In the present study, the patients rated their splint satisfaction using a 10-cm VAS. The mean satisfaction score of the patients was 7.3. When a score of 5.0 or more was accepted as high satisfaction, 77% of patients had high satisfaction with the prefabricated CMC-MCP immobilization splint. Seventy-seven percent of patients reported that daily activities were easier to perform while wearing the splint, whereas 23% of patients reported difficulty in performing daily activities. This result is in line with those reported by other studies [3,7]. Weiss et al. reported that three-quarters of patients with thumb CMC OA preferred the prefabricated CMC-MCP immobilization splint [7]. In another study, 63% of patients preferred the prefabricated CMC-MCP immobilization splint to the custom-made CMC immobilization splint due to its comfortable usage [3].

The information about wearing splint schedules for thumb CMC OA in the literature is contradictory [8,9,13]. Swigart et al. offered to wear the splint continuously for 3 weeks and then only during the heaviest activities for 3 weeks [8]. Bongi et al. instructed to wear the splint for 5–6 h per day and at night during 4 weeks, then during heavy activities only [9]. Glickel recommended the splint only during the day for pain relief [13]. In the present study, patients were instructed to wear the splint all the time as much as possible during the first 3 weeks for immediate reduction of pain.

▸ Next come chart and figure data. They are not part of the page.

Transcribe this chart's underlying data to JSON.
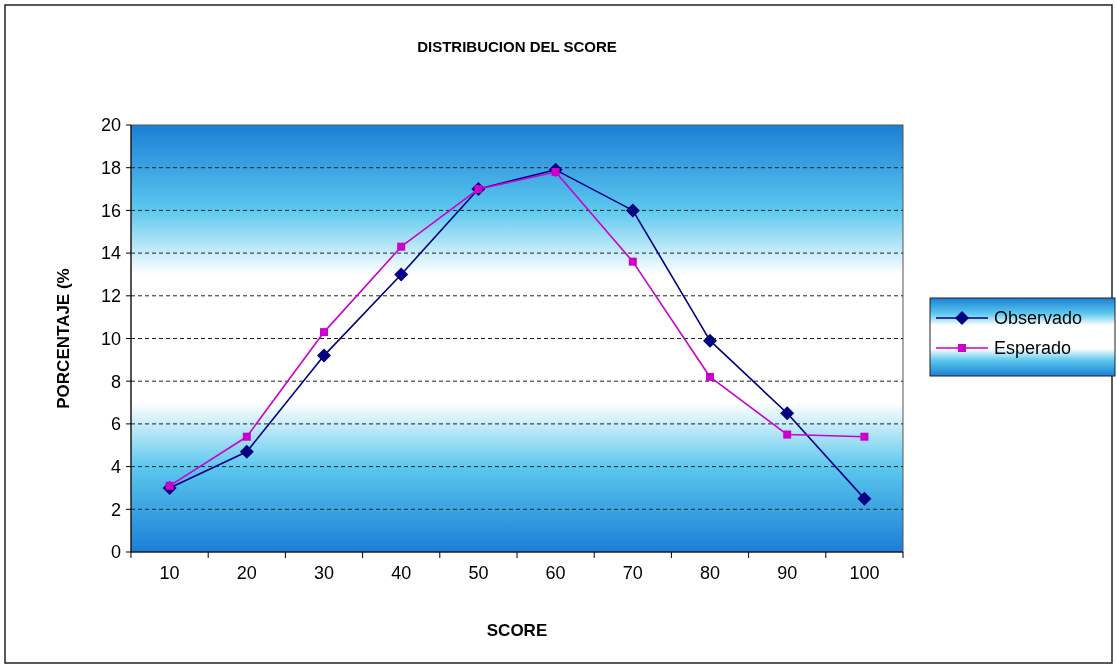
{
  "chart_data": {
    "type": "line",
    "title": "DISTRIBUCION DEL SCORE",
    "xlabel": "SCORE",
    "ylabel": "PORCENTAJE (%",
    "categories": [
      "10",
      "20",
      "30",
      "40",
      "50",
      "60",
      "70",
      "80",
      "90",
      "100"
    ],
    "series": [
      {
        "name": "Observado",
        "color": "#000080",
        "marker": "diamond",
        "values": [
          3.0,
          4.7,
          9.2,
          13.0,
          17.0,
          17.9,
          16.0,
          9.9,
          6.5,
          2.5
        ]
      },
      {
        "name": "Esperado",
        "color": "#cc00cc",
        "marker": "square",
        "values": [
          3.1,
          5.4,
          10.3,
          14.3,
          17.0,
          17.8,
          13.6,
          8.2,
          5.5,
          5.4
        ]
      }
    ],
    "ylim": [
      0,
      20
    ],
    "yticks": [
      0,
      2,
      4,
      6,
      8,
      10,
      12,
      14,
      16,
      18,
      20
    ],
    "grid": "y",
    "legend": "right",
    "line_style": "solid"
  }
}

After this period, the splint was recommended only during activities of daily living that cause pain to support the hand functions and to reduce pain. We found that splinting is a well-tolerated conservative treatment in patients with thumb CMC OA.

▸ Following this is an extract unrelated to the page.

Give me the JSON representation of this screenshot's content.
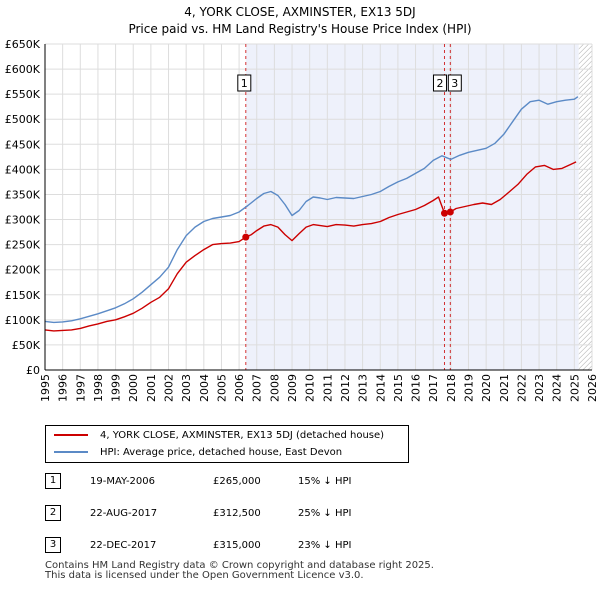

The study has some limitations. First, the follow-up time of the study (6 weeks) was short. Longer-term follow-up of patients after the end of the scheduled treatment period will provide more important information on the persistent effects. Second, we did not evaluate the effects of another type of splint in patients with thumb CMC OA. A comparison of the effects of different types of splints with no splinting will provide a more valuable contribution to the literature.

5. Conclusions

In conclusion, we evaluated the effects of a prefabricated CMC-MCP immobilization splint in patients with thumb CMC OA. We detected that this type of splint is effective in improving pain, hand function, grip strength, pinch strength, and quality of life at the end of a 6-week usage period. Future randomized controlled studies with larger sample sizes and longer follow-up periods are needed to confirm the effects of splinting in the treatment of thumb CMC OA.

Informed Consent

The study protocol received institutional review board approval. All participants provided informed consent in the format required by the relevant authorities.